Da mesma forma que ter uma “vida melhor” tem significados diferentes para pessoas diferentes, as necessidades de cada um também são variadas. Obviamente temos necessidades básicas e comuns a todos, que necessitam ser supridas para garantir a sobrevivência, são questões fisiológicas, como alimentação, questões de segurança e relacionamentos. Porém, após satisfeitas as necessidades básicas, cada um tem, em seu contexto de vida, necessidades específicas.

Considerando essas variáveis, algumas pessoas podem viver o minimalismo com, por exemplo, poucas peças de roupa, com corte fino e excelente qualidade; outros encontrarão no minimalismo uma justificativa para não gastar valores altos em cada peça, uma vez que seu estilo de vida exige roupas variadas. Portanto, não cabe julgamento, nem é possível estabelecer uma fórmula para o que é viver com menos.

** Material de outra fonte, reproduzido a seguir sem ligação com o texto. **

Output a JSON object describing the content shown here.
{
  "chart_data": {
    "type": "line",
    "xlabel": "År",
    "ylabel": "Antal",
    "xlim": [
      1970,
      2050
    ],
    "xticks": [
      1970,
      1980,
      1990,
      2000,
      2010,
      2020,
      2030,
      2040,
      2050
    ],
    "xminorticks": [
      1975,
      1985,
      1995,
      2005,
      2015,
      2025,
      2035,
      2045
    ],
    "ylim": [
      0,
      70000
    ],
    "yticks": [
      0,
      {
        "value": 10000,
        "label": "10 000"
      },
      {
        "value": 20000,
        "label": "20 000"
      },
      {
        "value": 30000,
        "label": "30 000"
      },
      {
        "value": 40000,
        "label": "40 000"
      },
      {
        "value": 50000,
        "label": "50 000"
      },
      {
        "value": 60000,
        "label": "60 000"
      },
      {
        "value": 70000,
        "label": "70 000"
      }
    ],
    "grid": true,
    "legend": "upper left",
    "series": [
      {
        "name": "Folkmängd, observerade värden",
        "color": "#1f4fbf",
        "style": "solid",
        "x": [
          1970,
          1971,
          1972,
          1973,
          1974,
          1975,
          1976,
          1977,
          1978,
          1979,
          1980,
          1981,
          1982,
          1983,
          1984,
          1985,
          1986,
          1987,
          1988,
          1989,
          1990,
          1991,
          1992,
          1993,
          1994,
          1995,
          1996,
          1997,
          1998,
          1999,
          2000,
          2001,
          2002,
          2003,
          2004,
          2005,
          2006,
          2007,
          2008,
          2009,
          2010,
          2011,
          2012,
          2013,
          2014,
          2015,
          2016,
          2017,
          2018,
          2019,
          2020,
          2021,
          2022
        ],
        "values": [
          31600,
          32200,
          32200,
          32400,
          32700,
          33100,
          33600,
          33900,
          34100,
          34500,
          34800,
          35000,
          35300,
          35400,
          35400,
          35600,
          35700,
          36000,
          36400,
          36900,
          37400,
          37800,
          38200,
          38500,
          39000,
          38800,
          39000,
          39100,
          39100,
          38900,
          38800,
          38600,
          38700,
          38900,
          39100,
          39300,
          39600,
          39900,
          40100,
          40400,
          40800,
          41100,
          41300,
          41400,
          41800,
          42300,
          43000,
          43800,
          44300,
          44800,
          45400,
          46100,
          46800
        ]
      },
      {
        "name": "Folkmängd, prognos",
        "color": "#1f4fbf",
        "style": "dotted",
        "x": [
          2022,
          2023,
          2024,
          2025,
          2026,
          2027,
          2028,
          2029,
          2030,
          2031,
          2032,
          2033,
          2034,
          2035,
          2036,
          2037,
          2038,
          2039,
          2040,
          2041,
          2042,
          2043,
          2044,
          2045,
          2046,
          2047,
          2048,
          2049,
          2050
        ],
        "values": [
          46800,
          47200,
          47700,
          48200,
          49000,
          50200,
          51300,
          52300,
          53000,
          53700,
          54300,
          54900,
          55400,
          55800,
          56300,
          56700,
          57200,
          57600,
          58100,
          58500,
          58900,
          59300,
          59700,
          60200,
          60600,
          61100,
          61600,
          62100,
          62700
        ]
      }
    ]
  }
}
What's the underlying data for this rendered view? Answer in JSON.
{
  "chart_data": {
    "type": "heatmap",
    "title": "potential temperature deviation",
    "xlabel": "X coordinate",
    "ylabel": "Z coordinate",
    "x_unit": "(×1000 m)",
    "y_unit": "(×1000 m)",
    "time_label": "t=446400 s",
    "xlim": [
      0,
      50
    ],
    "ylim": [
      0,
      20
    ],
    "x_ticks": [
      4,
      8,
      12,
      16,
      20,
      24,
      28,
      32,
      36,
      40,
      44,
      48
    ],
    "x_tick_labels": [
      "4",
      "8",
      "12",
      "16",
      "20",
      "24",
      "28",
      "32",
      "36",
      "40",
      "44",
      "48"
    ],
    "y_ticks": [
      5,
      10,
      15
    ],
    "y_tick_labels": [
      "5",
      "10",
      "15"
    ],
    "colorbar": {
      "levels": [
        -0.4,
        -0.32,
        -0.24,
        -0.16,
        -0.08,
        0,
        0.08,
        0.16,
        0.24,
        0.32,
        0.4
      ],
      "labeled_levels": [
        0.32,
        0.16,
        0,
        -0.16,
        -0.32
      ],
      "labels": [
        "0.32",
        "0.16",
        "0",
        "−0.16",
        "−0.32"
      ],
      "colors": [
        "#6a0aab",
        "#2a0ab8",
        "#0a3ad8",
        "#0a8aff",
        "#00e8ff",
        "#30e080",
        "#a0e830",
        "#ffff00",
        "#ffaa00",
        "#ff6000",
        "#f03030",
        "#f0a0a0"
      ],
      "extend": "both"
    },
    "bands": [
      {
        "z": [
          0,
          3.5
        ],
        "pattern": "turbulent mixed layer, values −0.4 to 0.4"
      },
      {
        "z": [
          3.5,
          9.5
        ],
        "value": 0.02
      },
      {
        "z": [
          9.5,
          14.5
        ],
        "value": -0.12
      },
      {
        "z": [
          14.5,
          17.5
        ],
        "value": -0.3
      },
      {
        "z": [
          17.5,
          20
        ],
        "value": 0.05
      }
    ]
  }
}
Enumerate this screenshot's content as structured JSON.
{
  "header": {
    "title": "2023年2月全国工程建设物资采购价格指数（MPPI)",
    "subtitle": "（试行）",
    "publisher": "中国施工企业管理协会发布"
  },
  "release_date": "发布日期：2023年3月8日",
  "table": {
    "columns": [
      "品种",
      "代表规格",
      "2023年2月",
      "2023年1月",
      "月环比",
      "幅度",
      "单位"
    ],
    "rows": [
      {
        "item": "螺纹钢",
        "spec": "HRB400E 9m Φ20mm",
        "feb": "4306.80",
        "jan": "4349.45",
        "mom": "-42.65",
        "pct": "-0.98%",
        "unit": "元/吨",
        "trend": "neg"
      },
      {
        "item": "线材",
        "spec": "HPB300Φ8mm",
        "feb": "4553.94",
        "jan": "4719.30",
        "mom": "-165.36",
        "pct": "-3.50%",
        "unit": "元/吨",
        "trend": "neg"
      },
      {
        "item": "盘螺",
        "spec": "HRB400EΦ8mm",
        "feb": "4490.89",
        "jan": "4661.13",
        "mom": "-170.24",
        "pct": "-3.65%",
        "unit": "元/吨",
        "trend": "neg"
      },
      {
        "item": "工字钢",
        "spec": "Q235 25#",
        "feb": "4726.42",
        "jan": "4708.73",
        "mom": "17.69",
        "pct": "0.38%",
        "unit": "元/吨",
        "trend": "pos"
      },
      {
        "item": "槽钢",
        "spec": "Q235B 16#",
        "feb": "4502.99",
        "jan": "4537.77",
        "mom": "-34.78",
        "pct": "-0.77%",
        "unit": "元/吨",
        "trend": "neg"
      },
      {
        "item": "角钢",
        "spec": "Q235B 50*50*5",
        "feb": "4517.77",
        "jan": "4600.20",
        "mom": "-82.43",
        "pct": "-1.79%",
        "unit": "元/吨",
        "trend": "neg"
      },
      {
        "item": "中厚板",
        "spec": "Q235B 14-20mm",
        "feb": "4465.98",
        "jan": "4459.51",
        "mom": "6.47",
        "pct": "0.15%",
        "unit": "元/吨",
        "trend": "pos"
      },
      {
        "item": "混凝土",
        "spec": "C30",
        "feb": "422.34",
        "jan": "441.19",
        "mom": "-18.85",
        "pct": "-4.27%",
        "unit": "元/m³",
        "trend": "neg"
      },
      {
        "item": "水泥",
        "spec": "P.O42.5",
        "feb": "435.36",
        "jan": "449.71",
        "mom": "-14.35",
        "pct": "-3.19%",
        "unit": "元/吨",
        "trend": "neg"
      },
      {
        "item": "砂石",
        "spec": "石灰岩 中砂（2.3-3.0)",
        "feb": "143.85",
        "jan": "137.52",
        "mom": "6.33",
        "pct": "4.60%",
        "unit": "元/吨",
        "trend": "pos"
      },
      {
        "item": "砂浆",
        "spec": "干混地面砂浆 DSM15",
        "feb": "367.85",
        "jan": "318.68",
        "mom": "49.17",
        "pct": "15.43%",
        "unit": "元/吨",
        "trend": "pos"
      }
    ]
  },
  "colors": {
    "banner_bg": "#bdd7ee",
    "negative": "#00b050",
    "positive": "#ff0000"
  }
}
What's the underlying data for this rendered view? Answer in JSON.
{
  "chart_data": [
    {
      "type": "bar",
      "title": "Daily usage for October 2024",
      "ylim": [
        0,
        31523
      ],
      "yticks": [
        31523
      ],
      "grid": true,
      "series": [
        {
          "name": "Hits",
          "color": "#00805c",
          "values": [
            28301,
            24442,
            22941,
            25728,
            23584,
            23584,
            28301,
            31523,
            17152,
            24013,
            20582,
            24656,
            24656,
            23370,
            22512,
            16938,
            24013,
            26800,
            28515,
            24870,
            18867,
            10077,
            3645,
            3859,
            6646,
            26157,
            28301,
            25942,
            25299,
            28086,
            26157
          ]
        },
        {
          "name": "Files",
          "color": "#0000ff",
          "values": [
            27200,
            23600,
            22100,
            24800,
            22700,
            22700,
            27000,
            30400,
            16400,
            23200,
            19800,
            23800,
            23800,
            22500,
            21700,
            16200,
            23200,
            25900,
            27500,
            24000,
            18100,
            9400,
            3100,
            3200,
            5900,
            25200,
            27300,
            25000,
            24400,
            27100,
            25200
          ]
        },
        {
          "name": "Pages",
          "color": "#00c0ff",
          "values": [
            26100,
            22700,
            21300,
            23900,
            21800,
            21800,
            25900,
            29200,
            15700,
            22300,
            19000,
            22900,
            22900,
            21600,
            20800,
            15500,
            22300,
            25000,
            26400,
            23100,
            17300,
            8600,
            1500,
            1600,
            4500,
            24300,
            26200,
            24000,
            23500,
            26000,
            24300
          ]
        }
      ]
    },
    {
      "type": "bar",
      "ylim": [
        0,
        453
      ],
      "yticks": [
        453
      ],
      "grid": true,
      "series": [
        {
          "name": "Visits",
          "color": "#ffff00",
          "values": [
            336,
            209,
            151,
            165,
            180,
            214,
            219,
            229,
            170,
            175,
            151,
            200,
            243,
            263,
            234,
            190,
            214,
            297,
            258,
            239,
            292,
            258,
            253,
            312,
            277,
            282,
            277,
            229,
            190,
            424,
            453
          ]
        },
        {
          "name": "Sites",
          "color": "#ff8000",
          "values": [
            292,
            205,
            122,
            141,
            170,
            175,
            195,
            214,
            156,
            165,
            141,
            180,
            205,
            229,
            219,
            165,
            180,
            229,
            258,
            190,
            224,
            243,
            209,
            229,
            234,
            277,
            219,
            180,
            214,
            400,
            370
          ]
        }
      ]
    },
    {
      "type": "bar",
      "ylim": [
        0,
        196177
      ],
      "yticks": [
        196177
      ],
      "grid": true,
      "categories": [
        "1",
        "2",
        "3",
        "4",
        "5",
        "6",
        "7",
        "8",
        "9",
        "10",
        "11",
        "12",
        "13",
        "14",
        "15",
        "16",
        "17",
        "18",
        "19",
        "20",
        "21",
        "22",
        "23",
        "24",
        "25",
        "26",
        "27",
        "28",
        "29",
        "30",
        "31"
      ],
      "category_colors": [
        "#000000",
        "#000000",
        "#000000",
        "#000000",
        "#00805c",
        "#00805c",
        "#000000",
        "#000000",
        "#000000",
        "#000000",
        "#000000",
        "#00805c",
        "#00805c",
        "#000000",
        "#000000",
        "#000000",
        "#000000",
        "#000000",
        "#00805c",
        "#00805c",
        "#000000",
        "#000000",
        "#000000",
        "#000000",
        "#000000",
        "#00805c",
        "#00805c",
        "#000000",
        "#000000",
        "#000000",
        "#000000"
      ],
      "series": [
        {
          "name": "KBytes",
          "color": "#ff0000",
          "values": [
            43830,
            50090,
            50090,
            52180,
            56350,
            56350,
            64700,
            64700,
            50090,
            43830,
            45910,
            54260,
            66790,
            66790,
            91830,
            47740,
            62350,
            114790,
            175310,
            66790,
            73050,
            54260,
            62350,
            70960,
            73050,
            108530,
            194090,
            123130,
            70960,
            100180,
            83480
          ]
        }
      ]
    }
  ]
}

O importante é revalorizar o próprio dinheiro, o valor do seu esforço e tempo de trabalho. É compreender em quais momentos consumimos sem necessidade, por impulso, ou porque está na moda. É rever os armários cheios e criar espaço, organizando, doando o que não precisa mais.

Ao longo do processo, fica claro que as mudanças externas são apenas reflexo da transformação interior, em que consumir deixa de ser um prazer e torna-se apenas uma ferramenta. O espaço interno é a liberdade, de não ter e não sentir que precisa, de passar por lojas e não consumir por impulso, de abrir os armários e se deparar apenas com coisas que são uteis.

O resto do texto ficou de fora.